The Board of Selectmen Wednesday morning unanimously approved hiring the Northeast division of Lockton Companies, LLC, as its new health insurance and risk management consultant.

The agreement is for a three -year term at a fixed annual cost of $55,000.

On Monday, the Board of Education also unanimously approved hiring Lockton, also for a three-year term, but at an annual rate of $45,000.

First Selectman Jim Marpe said the decision to change insurance consultants comes on the heels of "challenging problems" with the Board of Education's health-insurance fund over the last several months. School officials at one point thought there was a $2 million shortfall in its current budget because of several large insurance claims.

In the end, the school board's Health Insurance Fund Review Committee, an adhoc group formed to look into the matter, discovered that instead of a deficit, the board could possibly realize a $293,000 surplus by the end of the fiscal year June 30.

By town and school officials collaborating on hiring an insurance consultant, at least $30,000 will be saved, "if not more, if the Board of Ed went in its own direction," Marpe added.

He said he's "very impressed by the quality of services" offered by Lockton. "Part of the contract proposed includes a laundry list of services" sort of like a "Chinese menu," he said. He said the consultant firm will also help the town and school board work through the complexities of the Affordable Care Act.

Gary Conrad, the town's finance director, said the only added cost to the town will be if Lockton needs to hire an outside specialist.

He said a number of consultant firms were interviewed for the job, but Lockton came out on top and seemed to have the best services for the town and school board.

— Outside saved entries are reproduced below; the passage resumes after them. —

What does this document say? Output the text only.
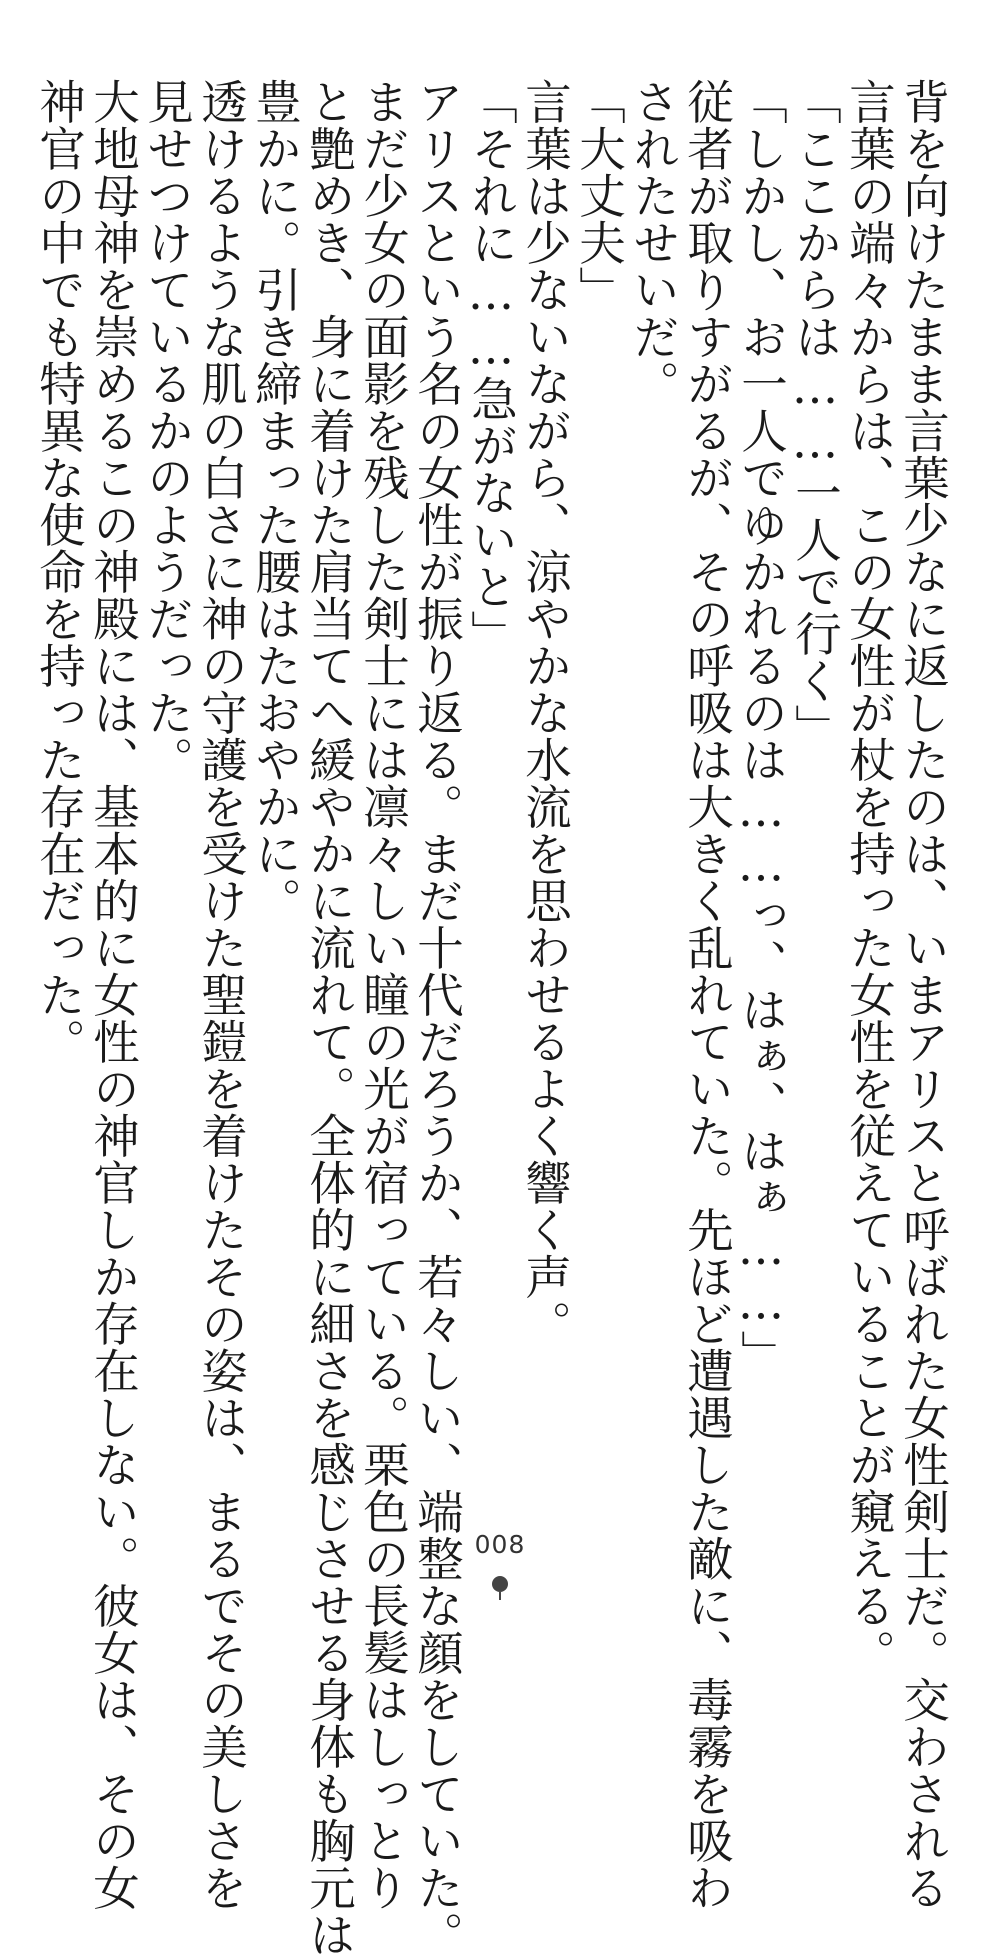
背を向けたまま言葉少なに返したのは、いまアリスと呼ばれた女性剣士だ。交わされる
言葉の端々からは、この女性が杖を持った女性を従えていることが窺える。
「ここからは……一人で行く」
「しかし、お一人でゆかれるのは……っ、はぁ、はぁ……」
従者が取りすがるが、その呼吸は大きく乱れていた。先ほど遭遇した敵に、毒霧を吸わ
されたせいだ。
「大丈夫」
言葉は少ないながら、涼やかな水流を思わせるよく響く声。
「それに……急がないと」
アリスという名の女性が振り返る。まだ十代だろうか、若々しい、端整な顔をしていた。
まだ少女の面影を残した剣士には凛々しい瞳の光が宿っている。栗色の長髪はしっとり
と艶めき、身に着けた肩当てへ緩やかに流れて。全体的に細さを感じさせる身体も胸元は
豊かに。引き締まった腰はたおやかに。
透けるような肌の白さに神の守護を受けた聖鎧を着けたその姿は、まるでその美しさを
見せつけているかのようだった。
大地母神を崇めるこの神殿には、基本的に女性の神官しか存在しない。彼女は、その女
神官の中でも特異な使命を持った存在だった。
008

The selectmen received an email from Don Bergmann, a member of the Representative Town Meeting, asking if Lockton would be looking into self-insured versus fully insured and "everything in between."

Selectman Helen Garten said she hopes the new consultants have a copy of the McGladery report, an audit of the Board of Education's health insurance fund that was done when the board thought it was facing the shortfall. Conrad said the McGladery report would be sent to Lockton.

Selectman Avi Kaner said "the beauty" in the collaborative effort is not only "in the savings, but in sharing information" between the town and education officials.

"It will open up a dialogue where both sides can benefit," Kaner said.